“One must go further, one must go further.” This impulse to go further is an ancient thing in the world. Heraclitus the obscure, who deposited his thoughts in his writings and his writings in the Temple of Diana (for his thoughts had been his armor during his life, and therefore he hung them up in the temple of the goddess), Heraclitus the obscure said, “One cannot pass twice through the same stream.” [Plato’s Cratyllus, § 402.] Heraclitus the obscure had a disciple who did not stop with that, he went further and added, “One cannot do it even once.” [Cf. Tennemann, Geschichte der Philosophie, I, p. 220.] Poor Heraclitus, to have such a disciple! By this amendment the thesis of Heraclitus was so improved that it became an Eleatic thesis which denies movement, and yet that disciple desired only to be a disciple of Heraclitus … and to go further– not back to the position Heraclitus had abandoned.
-Søren Kierkegaard, Fear and Trembling
Featured image is Market Scene, by Aertsen.
The spirit of social science is technocratic. Economics is especially so. Economists seek to understand commerce in terms of its moving parts. Everything recognizably human is stripped away as prejudicing; left behind are algorithms of choice to be studied in terms of how they interact within different systems of rules. And this method has proved quite useful in identifying the strengths and fault lines of such systems.
But they are rarely happy to leave it at that. After failing to find an all encompassing theory of human nature, they relegate what cannot be explained by their methods to a black box. Thus, spirit becomes ranked preferences, the content of which is considered out of the economist’s purview. In as much as this rule is violated, it is because some aspect of human nature has turned out to be tractable to economic mechanics. Thus Robert Frank and the economics of envy—sorry, of status competitions. Frank echoes Thorstein Veblen here, but Veblen was not nearly so mechanistic—though he suffered from other sins.
As economics continues to move in the direction of Frank and those like him, spirit is increasingly being eliminated entirely, rather than kept in a black box. And so economics has moved from inhuman models to becoming actively dehumanizing.
Albert Hirschman believed that this flight from humanity began with the idea that wild, destructive passions must be offset by interests, with successive generations of philosophers narrowing what counts as a person’s interests. Martin Heidegger believed that the problem began with the classical philosophical tradition as a whole, once it lost the original context in which Plato and Aristotle posed their questions.

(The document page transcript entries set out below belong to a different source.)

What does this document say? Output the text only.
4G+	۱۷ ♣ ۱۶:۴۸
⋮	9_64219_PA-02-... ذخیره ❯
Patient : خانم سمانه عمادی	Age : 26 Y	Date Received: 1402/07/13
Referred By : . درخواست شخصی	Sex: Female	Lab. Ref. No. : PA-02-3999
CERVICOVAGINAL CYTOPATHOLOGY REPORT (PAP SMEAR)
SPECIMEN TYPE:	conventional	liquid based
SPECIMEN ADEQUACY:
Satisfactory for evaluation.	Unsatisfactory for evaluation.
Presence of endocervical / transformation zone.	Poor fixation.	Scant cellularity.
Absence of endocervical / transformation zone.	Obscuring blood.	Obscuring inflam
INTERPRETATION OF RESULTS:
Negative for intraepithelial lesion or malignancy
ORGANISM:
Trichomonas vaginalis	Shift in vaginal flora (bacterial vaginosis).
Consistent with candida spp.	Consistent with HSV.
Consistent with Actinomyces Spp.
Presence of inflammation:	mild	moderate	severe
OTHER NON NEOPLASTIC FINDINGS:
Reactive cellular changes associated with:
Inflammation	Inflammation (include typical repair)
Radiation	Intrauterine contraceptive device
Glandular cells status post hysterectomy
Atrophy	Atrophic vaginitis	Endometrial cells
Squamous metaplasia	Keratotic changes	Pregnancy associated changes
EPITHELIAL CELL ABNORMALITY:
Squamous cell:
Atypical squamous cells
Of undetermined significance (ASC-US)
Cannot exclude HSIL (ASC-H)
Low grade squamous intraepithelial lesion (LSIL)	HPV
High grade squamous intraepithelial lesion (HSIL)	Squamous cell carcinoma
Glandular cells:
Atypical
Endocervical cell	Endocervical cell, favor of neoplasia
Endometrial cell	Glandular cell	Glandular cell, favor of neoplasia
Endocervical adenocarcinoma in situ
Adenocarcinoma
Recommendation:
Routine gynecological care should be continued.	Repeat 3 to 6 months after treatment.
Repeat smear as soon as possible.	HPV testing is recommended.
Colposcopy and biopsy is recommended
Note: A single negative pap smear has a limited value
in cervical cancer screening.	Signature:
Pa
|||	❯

In any case, the inhuman models, even before they became aggressive in their dehumanizing, rested on a narrow notion of reason that is severed from spirit. The business world is full of rules, choices made under conditions of scarcity, transaction and exchange—these sorts of things make for a great beginning in describing commerce. But they are a bad place to end.
A complete discussion of commerce needs to speak to its spirit, the spirit of business at some place and time. This spirit varies not only across nations or periods of history, but across industries and companies. See Joseph Heath on the criminality that characterizes specific industries.
Whether or not business can be characterized as exploiting the less fortunate or participating in their flourishing, myopically opportunistic or directed towards the common good, may be more a matter of the spirit of the enterprise than of its formal characteristics.
The great apologists for commerce in 18th century Scotland may have done more for the world by developing an ethos of public virtue through prudent dealings, than they did by midwifing the birth of economics as a discipline.
How unfortunate, then, to live in an age characterized largely by the eradication of what spirit we have—in business, in civil society, in government—without a corresponding drive to foster its replacement.